The bill’s sponsor, state Sen. Greg Dolezal, said social media should be treated like cable and phone companies that are open to the general public without making subjective judgments about content.
“What we are stating here is that you cannot be discriminated against for your viewpoint, for your gender, for your age … in this 21st century public square,” said Dolezal, a Republican from Cumming. “What you’ve seen is numerous examples of social media companies violating the rights of those people to express those opinions online.”
An opponent of the bill, state Sen. Jen Jordan, said that while social media companies are “out of control,” a federal law passed in 1996, the Communications Decency Act, protects websites from most lawsuits.
“We’ve seen its effect on elections. We’ve seen Russian propaganda used against us to try to pit each of us against each other,” said Jordan, a Democrat from Atlanta. “I share the concerns, believe me. … But this really isn’t the way to do it.”
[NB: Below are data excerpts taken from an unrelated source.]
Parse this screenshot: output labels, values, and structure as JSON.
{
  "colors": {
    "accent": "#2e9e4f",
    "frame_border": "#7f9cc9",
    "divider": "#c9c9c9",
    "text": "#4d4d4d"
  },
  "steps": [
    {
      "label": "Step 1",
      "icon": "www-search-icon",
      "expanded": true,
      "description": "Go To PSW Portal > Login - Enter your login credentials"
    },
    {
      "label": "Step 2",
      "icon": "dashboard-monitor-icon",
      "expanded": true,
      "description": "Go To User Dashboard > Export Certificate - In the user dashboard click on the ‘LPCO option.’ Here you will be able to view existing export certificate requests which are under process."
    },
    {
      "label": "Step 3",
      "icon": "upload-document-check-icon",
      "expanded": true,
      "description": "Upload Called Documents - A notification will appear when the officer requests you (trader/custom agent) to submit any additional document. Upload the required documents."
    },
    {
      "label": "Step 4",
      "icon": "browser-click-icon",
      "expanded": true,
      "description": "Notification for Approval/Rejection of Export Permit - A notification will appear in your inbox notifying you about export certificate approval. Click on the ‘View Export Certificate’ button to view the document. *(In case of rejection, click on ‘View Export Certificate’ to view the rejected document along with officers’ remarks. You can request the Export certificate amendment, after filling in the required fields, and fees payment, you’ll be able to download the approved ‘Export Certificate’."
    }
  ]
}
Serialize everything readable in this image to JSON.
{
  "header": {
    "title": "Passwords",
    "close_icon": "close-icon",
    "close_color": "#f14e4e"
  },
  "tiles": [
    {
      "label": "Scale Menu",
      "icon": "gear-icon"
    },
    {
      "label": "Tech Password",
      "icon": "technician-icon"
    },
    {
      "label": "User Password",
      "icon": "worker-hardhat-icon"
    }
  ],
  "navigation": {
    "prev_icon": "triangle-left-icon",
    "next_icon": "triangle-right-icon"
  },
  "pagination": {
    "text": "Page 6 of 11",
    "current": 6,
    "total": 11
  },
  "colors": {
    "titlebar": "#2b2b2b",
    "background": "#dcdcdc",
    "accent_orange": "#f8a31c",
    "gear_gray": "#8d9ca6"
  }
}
The bill would cover social media companies with over 20 million users in the United States, declaring that they can’t block messages based on their viewpoints, race, religion, gender, sexual orientation or disability.
Social media companies would still be able to censor harassment, incitement of violence and obscenity, according to the bill.
Senate Majority Leader Mike Dugan said Americans shouldn’t face limitations for expressing beliefs.
“Georgia is about to be the first state in the nation to empower users of social media platforms,” said Dugan, a Republican from Carrollton. “By passing SB 393, we are ensuring Georgians are not unfairly targeted for their personal ideologies.”